Larry Simmons’s life changed, and I guess is still changing. He had lost weight, seemed younger, more vibrant, more animated, happier. Quite a ‘face lift’.  He is no longer at Colby, no longer married to his wife and is well on his way to a career change. When I saw him last, I asked him what it was like putting much of his life in the hands of an AI decision-making program. The first thing he said was “At first it was scary to relinquish control of your ability to make decisions, but then when life started to blossom in ways I could never have imagined….well, I was off and running. I maintain a good relationship with my kids and even my ex-wife. Leaving my Maine winters behind was also a huge plus.”

I wished him good luck and continued to think about his experience with AI decision-making.

Could I do what he did? Not sure but likely not. I would be too scared to give up that much control. Leave his wife on the basis of a computer program decision? That is crazy but ….I just don’t know. How do you decide to do that?

Regrettably, this is not the end of the story. About a year ago Simmons’s son visited Maine and came back to look at his childhood home. The house was a few doors down from my own. What he told me was a bit of a shocker. Simmons was in Florida at a political meeting/rally where he met Sophie Stillman, a recently divorced lawyer, who was active in local politics. They hit it off, an understatement. She was dazzling, bigger than life, funny, with a huge amount of energy. She found Simmons attractive and his written poems moving and seductive.
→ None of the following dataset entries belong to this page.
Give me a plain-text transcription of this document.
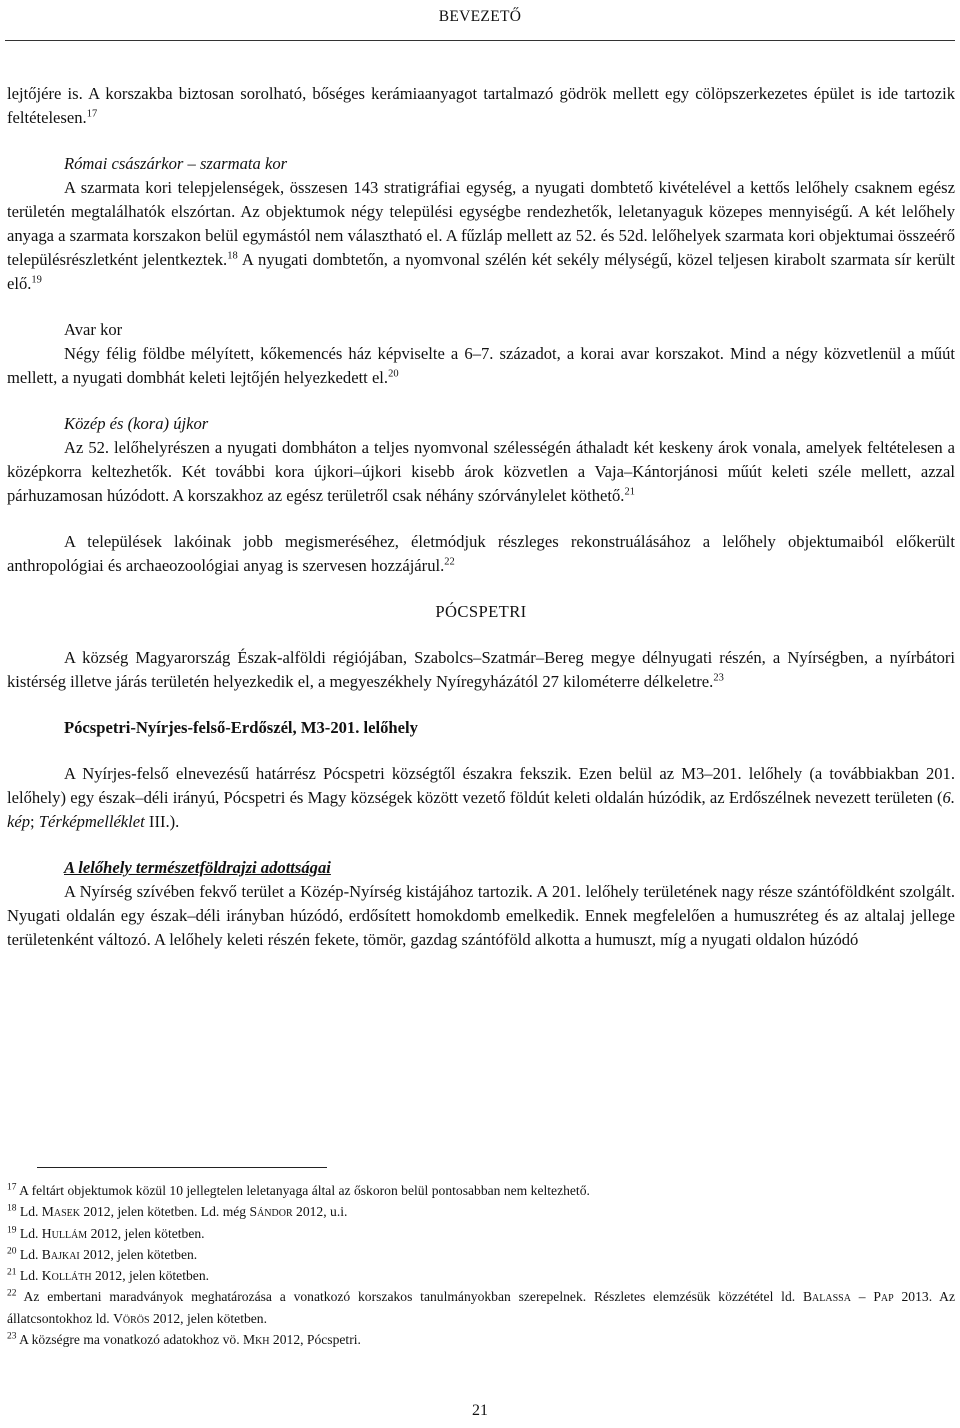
BEVEZETŐ

lejtőjére is. A korszakba biztosan sorolható, bőséges kerámiaanyagot tartalmazó gödrök mellett egy cölöpszerkezetes épület is ide tartozik feltételesen.$^{17}$

Római császárkor – szarmata kor

A szarmata kori telepjelenségek, összesen 143 stratigráfiai egység, a nyugati dombtető kivételével a kettős lelőhely csaknem egész területén megtalálhatók elszórtan. Az objektumok négy települési egységbe rendezhetők, leletanyaguk közepes mennyiségű. A két lelőhely anyaga a szarmata korszakon belül egymástól nem választható el. A fűzláp mellett az 52. és 52d. lelőhelyek szarmata kori objektumai összeérő településrészletként jelentkeztek.$^{18}$ A nyugati dombtetőn, a nyomvonal szélén két sekély mélységű, közel teljesen kirabolt szarmata sír került elő.$^{19}$

Avar kor

Négy félig földbe mélyített, kőkemencés ház képviselte a 6–7. századot, a korai avar korszakot. Mind a négy közvetlenül a műút mellett, a nyugati dombhát keleti lejtőjén helyezkedett el.$^{20}$

Közép és (kora) újkor

Az 52. lelőhelyrészen a nyugati dombháton a teljes nyomvonal szélességén áthaladt két keskeny árok vonala, amelyek feltételesen a középkorra keltezhetők. Két további kora újkori–újkori kisebb árok közvetlen a Vaja–Kántorjánosi műút keleti széle mellett, azzal párhuzamosan húzódott. A korszakhoz az egész területről csak néhány szórványlelet köthető.$^{21}$

A települések lakóinak jobb megismeréséhez, életmódjuk részleges rekonstruálásához a lelőhely objektumaiból előkerült anthropológiai és archaeozoológiai anyag is szervesen hozzájárul.$^{22}$

PÓCSPETRI

A község Magyarország Észak-alföldi régiójában, Szabolcs–Szatmár–Bereg megye délnyugati részén, a Nyírségben, a nyírbátori kistérség illetve járás területén helyezkedik el, a megyeszékhely Nyíregyházától 27 kilométerre délkeletre.$^{23}$

Pócspetri-Nyírjes-felső-Erdőszél, M3-201. lelőhely

A Nyírjes-felső elnevezésű határrész Pócspetri községtől északra fekszik. Ezen belül az M3–201. lelőhely (a továbbiakban 201. lelőhely) egy észak–déli irányú, Pócspetri és Magy községek között vezető földút keleti oldalán húzódik, az Erdőszélnek nevezett területen (6. kép; Térképmelléklet III.).

A lelőhely természetföldrajzi adottságai

A Nyírség szívében fekvő terület a Közép-Nyírség kistájához tartozik. A 201. lelőhely területének nagy része szántóföldként szolgált. Nyugati oldalán egy észak–déli irányban húzódó, erdősített homokdomb emelkedik. Ennek megfelelően a humuszréteg és az altalaj jellege területenként változó. A lelőhely keleti részén fekete, tömör, gazdag szántóföld alkotta a humuszt, míg a nyugati oldalon húzódó

$^{17}$ A feltárt objektumok közül 10 jellegtelen leletanyaga által az őskoron belül pontosabban nem keltezhető.

$^{18}$ Ld. Masek 2012, jelen kötetben. Ld. még Sándor 2012, u.i.

$^{19}$ Ld. Hullám 2012, jelen kötetben.

$^{20}$ Ld. Bajkai 2012, jelen kötetben.

$^{21}$ Ld. Kolláth 2012, jelen kötetben.

$^{22}$ Az embertani maradványok meghatározása a vonatkozó korszakos tanulmányokban szerepelnek. Részletes elemzésük közzététel ld. Balassa – Pap 2013. Az állatcsontokhoz ld. Vörös 2012, jelen kötetben.

$^{23}$ A községre ma vonatkozó adatokhoz vö. Mkh 2012, Pócspetri.

21
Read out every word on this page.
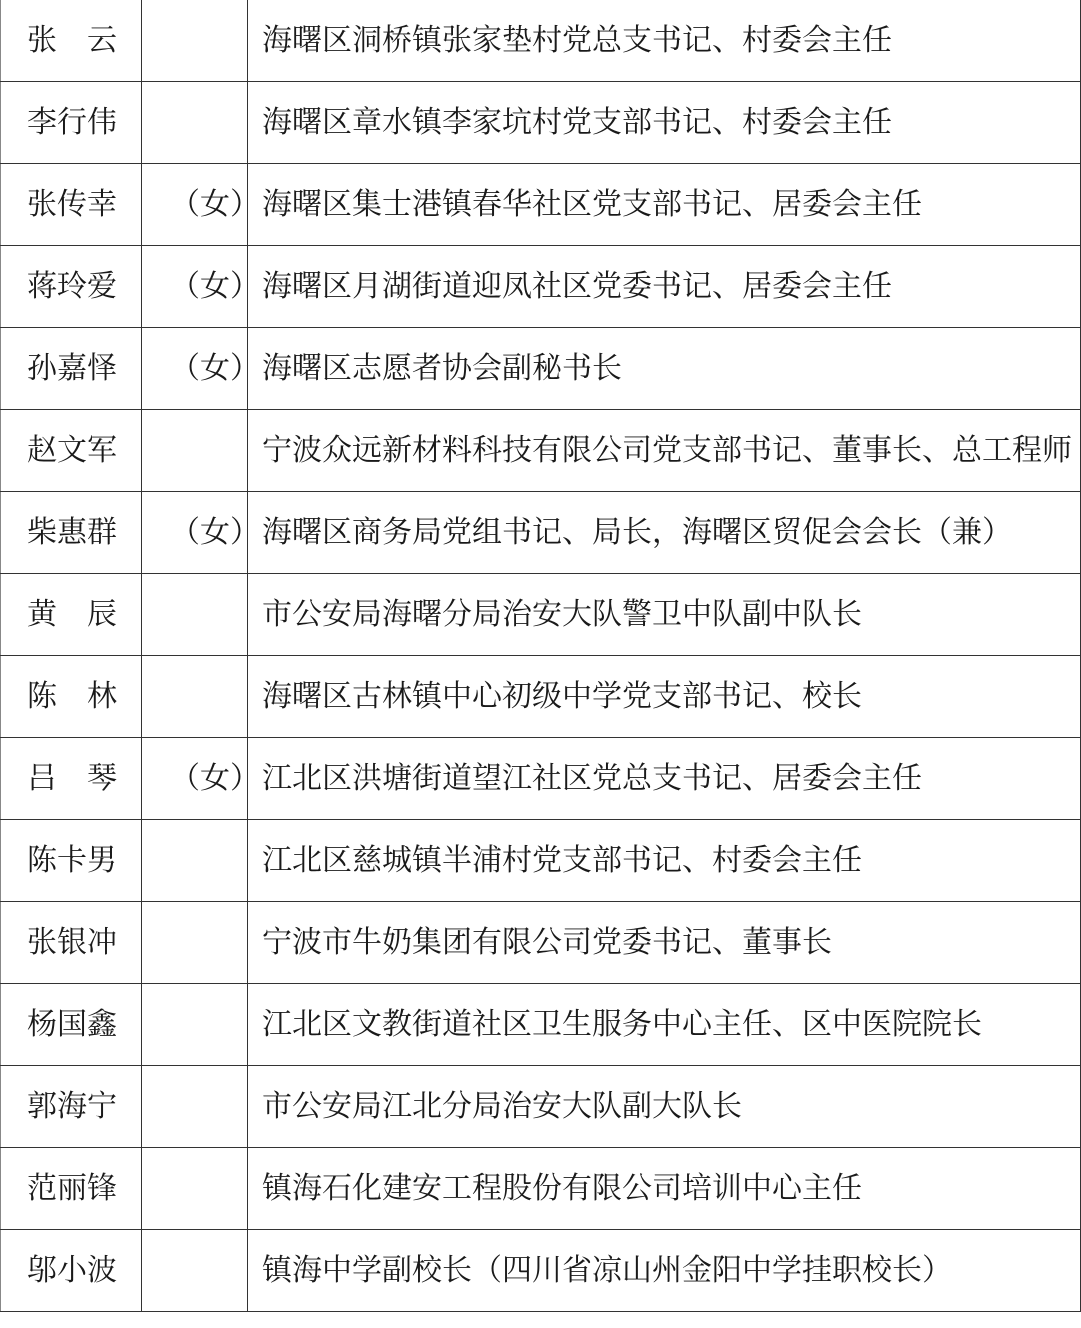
张　云		海曙区洞桥镇张家垫村党总支书记、村委会主任
李行伟		海曙区章水镇李家坑村党支部书记、村委会主任
张传幸	（女）	海曙区集士港镇春华社区党支部书记、居委会主任
蒋玲爱	（女）	海曙区月湖街道迎凤社区党委书记、居委会主任
孙嘉怿	（女）	海曙区志愿者协会副秘书长
赵文军		宁波众远新材料科技有限公司党支部书记、董事长、总工程师
柴惠群	（女）	海曙区商务局党组书记、局长，海曙区贸促会会长（兼）
黄　辰		市公安局海曙分局治安大队警卫中队副中队长
陈　林		海曙区古林镇中心初级中学党支部书记、校长
吕　琴	（女）	江北区洪塘街道望江社区党总支书记、居委会主任
陈卡男		江北区慈城镇半浦村党支部书记、村委会主任
张银冲		宁波市牛奶集团有限公司党委书记、董事长
杨国鑫		江北区文教街道社区卫生服务中心主任、区中医院院长
郭海宁		市公安局江北分局治安大队副大队长
范丽锋		镇海石化建安工程股份有限公司培训中心主任
邬小波		镇海中学副校长（四川省凉山州金阳中学挂职校长）
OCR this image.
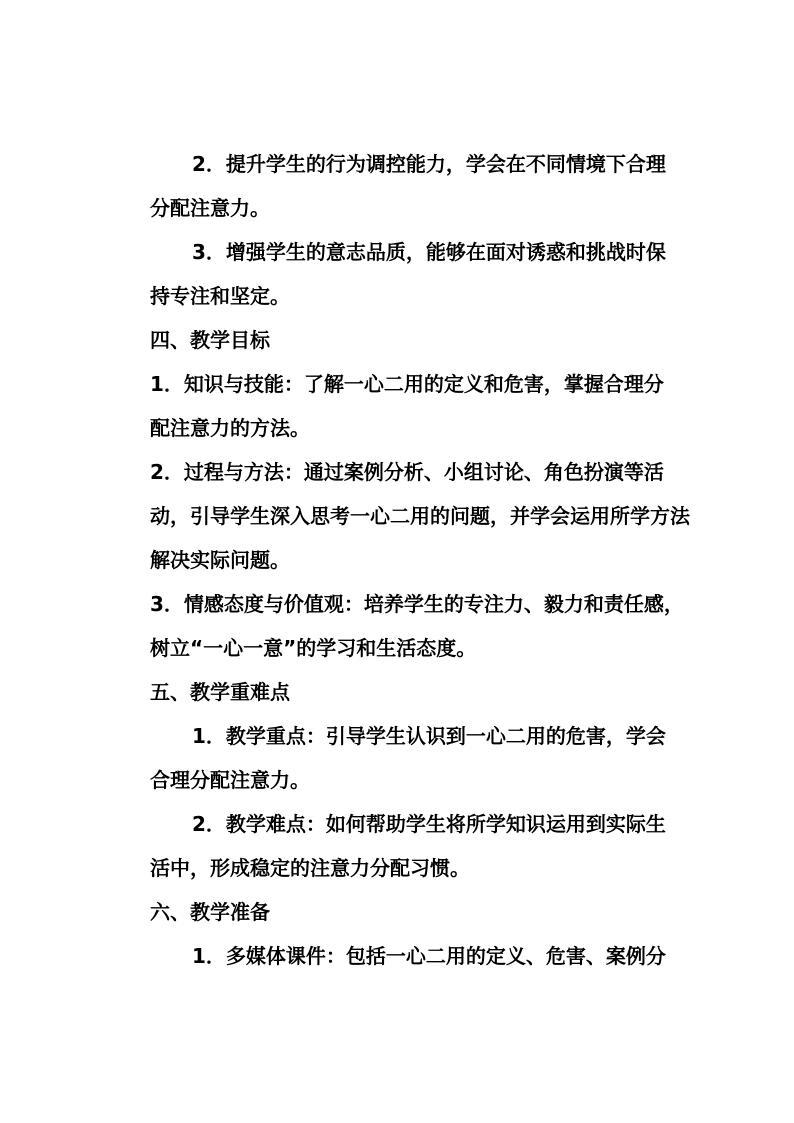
2．提升学生的行为调控能力，学会在不同情境下合理
分配注意力。
3．增强学生的意志品质，能够在面对诱惑和挑战时保
持专注和坚定。
四、教学目标
1．知识与技能：了解一心二用的定义和危害，掌握合理分
配注意力的方法。
2．过程与方法：通过案例分析、小组讨论、角色扮演等活
动，引导学生深入思考一心二用的问题，并学会运用所学方法
解决实际问题。
3．情感态度与价值观：培养学生的专注力、毅力和责任感，
树立“一心一意”的学习和生活态度。
五、教学重难点
1．教学重点：引导学生认识到一心二用的危害，学会
合理分配注意力。
2．教学难点：如何帮助学生将所学知识运用到实际生
活中，形成稳定的注意力分配习惯。
六、教学准备
1．多媒体课件：包括一心二用的定义、危害、案例分
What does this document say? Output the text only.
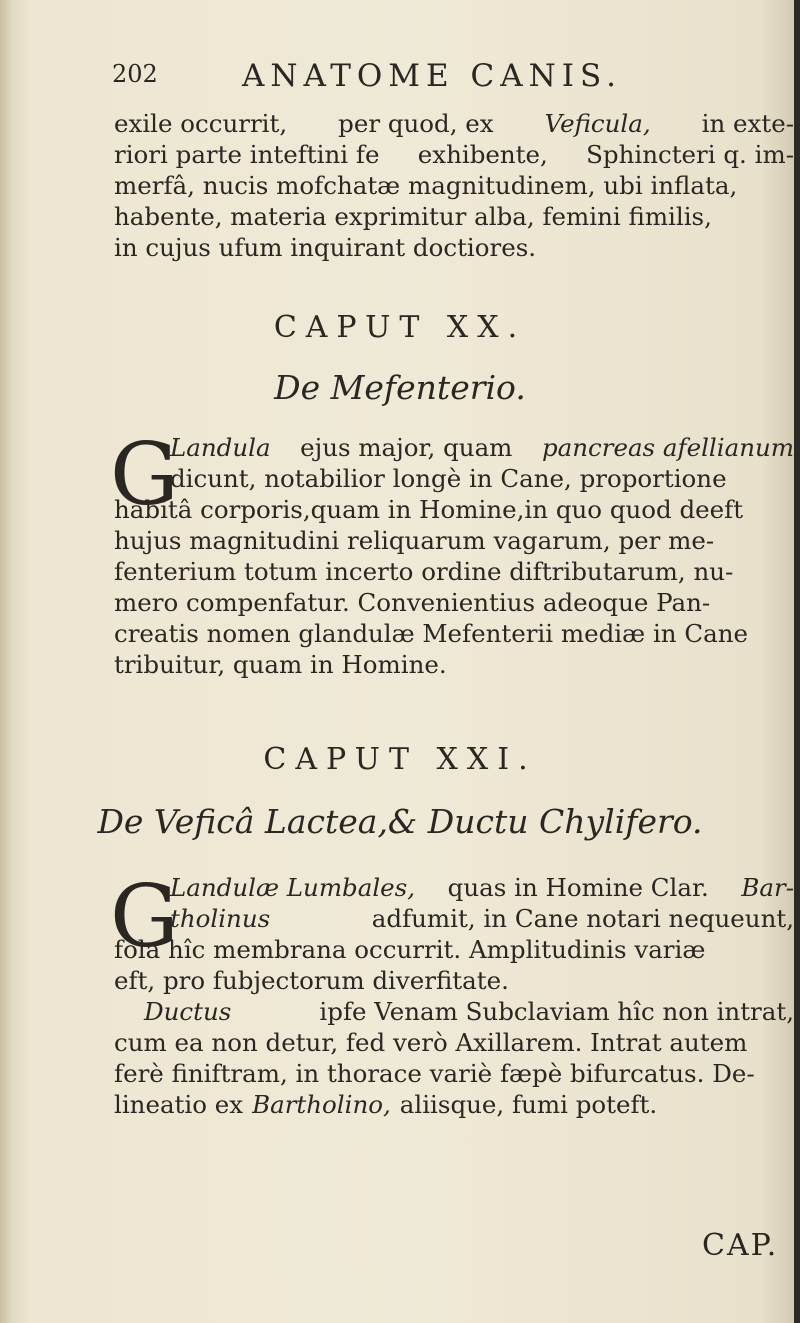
202	ANATOME CANIS.
exile occurrit, per quod, ex Veficula, in exte-
riori parte inteftini fe exhibente, Sphincteri q. im-
merfâ, nucis mofchatæ magnitudinem, ubi inflata,
habente, materia exprimitur alba, femini fimilis,
in cujus ufum inquirant doctiores.
CAPUT XX.
De Mefenterio.
G
Landula ejus major, quam pancreas afellianum
dicunt, notabilior longè in Cane, proportione
habitâ corporis,quam in Homine,in quo quod deeft
hujus magnitudini reliquarum vagarum, per me-
fenterium totum incerto ordine diftributarum, nu-
mero compenfatur. Convenientius adeoque Pan-
creatis nomen glandulæ Mefenterii mediæ in Cane
tribuitur, quam in Homine.
CAPUT XXI.
De Veficâ Lactea,& Ductu Chylifero.
G
Landulæ Lumbales, quas in Homine Clar. Bar-
tholinus	adfumit, in Cane notari nequeunt,
fola hîc membrana occurrit. Amplitudinis variæ
eft, pro fubjectorum diverfitate.
Ductus	ipfe Venam Subclaviam hîc non intrat,
cum ea non detur, fed verò Axillarem. Intrat autem
ferè finiftram, in thorace variè fæpè bifurcatus. De-
lineatio ex Bartholino, aliisque, fumi poteft.
CAP.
They were smitten, attracted to one another as if they were 17-year old’s. A torrid affair started and within 2 months they decided to get married.

Life Decisions was not consulted. In fact, the Simmons who was madly love with Sophie and didn’t need Life Decisions for confirmation in asking Sophie to marry him. In fact, he cancelled his costly subscription to Life Decisions, ‘not needed’ he thought.

For the first several weeks the bedroom was a home they never seemed to leave.

Alas, I like the word alas, chance events that weren’t chance at all intervened. Sophie spiraled up into a full blown bipolar manic phase in her life and their relationship came crashing down on both of them. During that time Sophie went on a spending spree that wiped out Simmons’s savings and wiped the smile from his face. They stumbled towards a divorce court and that separation was filled with manic craziness.

Simmons reinstituted subscription to Life Decisions. He asked the software decision maker what to do now separated from a manic wife and broke. The first report that he got back from Life Decisions was “You should have asked us about the wisdom of the relationship with Sophie Stillman. We would have told you ….she is nuts, with a history that predicted the likelihood of a manic episode in her life. Her sexy manic energy seduced you. We will see what we can do to get you out of this hole in your life.

Hearing this account from Simmons’s son left me speechless. What could I say? Sorry? Wow? the role of chance events in life? the power of lust, love, attraction, that determines so many of the life decisions in our life. Can you program that into the Life Decisions making software.

Larry Simmons’s son also told me one other thing, that he visited his father in Florida. That visit was sad, worrisome, awful. He found his father a bit ‘out of it’. He was living in an economy rental in a dreary neighborhood. Had to assume that he was out of funds. He was trying to get his life together with the help of Life Decisions Inc.

Larry Summers showed him how he could maybe become a skilled decision-maker on his own without his damn software. He listed for me some of the areas of knowledge that he had to learn, grasp, to make that possible. It seemed reasonable but making a list is not the same as having acquired the skills to make him whole again. What he listed was:

  1. How to use advice
  2. Building mental models for making decisions.
  3. Breaking down the elements that make good decision making possible
  4. Self-awareness training
  5. Elements of thinking and imaging that can be a foundation for changing things about you
  6. How does the brain make all this work or not work
  7. The rest of what is needed to be a super decision making are secret and still needs some work.

All I could tell him in response to his list is “good luck”.